A disputa procedia, com gritos da molecada, mas não teve jeito para o Hugo e o André se salvou.
_ Hahahaha! Se fodeu! – Gritava o André.
_ Quem se fodeu foram o Mário e o Neuza. Não eu. – Se defendia o Hugo.
_ É verdade. Tirem par ou impar para vez quem bate cara. – Falei.
_ Tio? A rua aqui é mão única, né? – Perguntou o Helinho.
_ É, por quê?
_ Tem um burro subindo a rua na contra mão e com o farol apagado.
Ficamos olhando o carro sem noção, até que, a poucos metros de nós, duas luzes fortes se acendem junto com os faróis, também fortes. Barulho de sirene. Era a Polícia.
_ Mãos na cabeça e encostados no muro, molecada! AGORA!
_ Calma aí... – Tentou argumentar o Antônio.
_ AGORA, PORRA!!!
Obedecemos.
Dois policiais desceram do carro, um com uma arma e uma lanterna apontadas para a gente e o outro vindo em nossa direção para revistar. O Neuza tentou olhar para um deles e já foi tomando um empurrão com as mãos do policial para que voltasse a cabeça para a parede. Ninguém se arriscou falar nada.
_ Tudo limpo. – Informou o guarda da revista.
Vizinhos começaram a apontar suas cabeças por muros e janelas. A tia Josefa saiu às pressas.
_ O que está acontecendo aqui?!? – Dizia, desesperada, ao ver seu filho e neto de encontro à parede.
_ Perturbação da ordem e possibilidade de furto, senhora. Já enquadramos os suspeitos.
_ Mas são meu filho, meu neto e os amigos deles! Meu sobrinho está aí também!
Os policiais se sentiram perdidos.
_ Recebemos telefonemas de barulhos e correrias na rua. Um dos vizinhos disse que andavam por sobre os muros e telhados das casas.
Começamos a nos virar devagar. Foi o Helinho quem se arriscou:
_ Estávamos brincando de esconde-esconde.
_ Esconde-esconde? Nessa idade? – Se espantou um policial.
_ É. Não tinha nada pra fazer achamos que seria divertido. – Completei.
Os policiais relaxaram um pouco. Os vizinhos foram perdendo o interesse pela situação.
_ Jovens, entendo que nossa cidade não tem muito a oferecer, mas vocês têm que entender também que assustaram os vizinhos com os barulhos e a correria. Não é todo dia que pessoas na idade de vocês fazem isso. Procurem outra coisa para fazer.

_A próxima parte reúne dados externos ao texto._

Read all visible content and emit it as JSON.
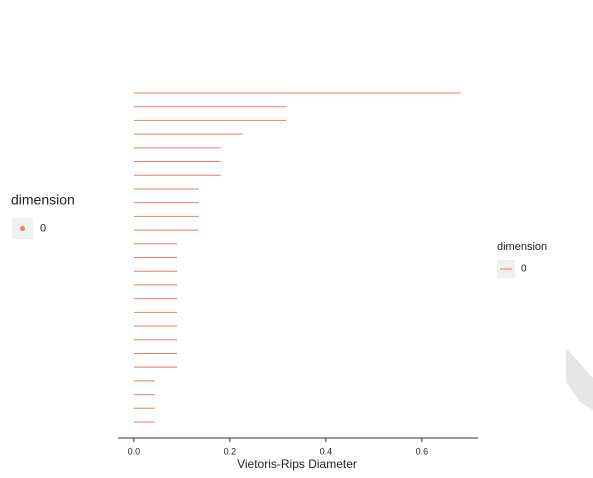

Concordamos com a cabeça e eles foram embora. A tia Josefa também pediu mais cuidado e entrou. Acendemos cigarros.
_ Tentamos brincar de modo inocente e não deu. – Disse o Mário.
_ O jeito é beber mesmo. – Acrescentou o Hugo.
_ Vamos para o Pescocinho então. – Convocou o André.

E assim seguimos para mais uma sexta regada a cerveja, cigarro, fliperama e bilhar. Fazer o que?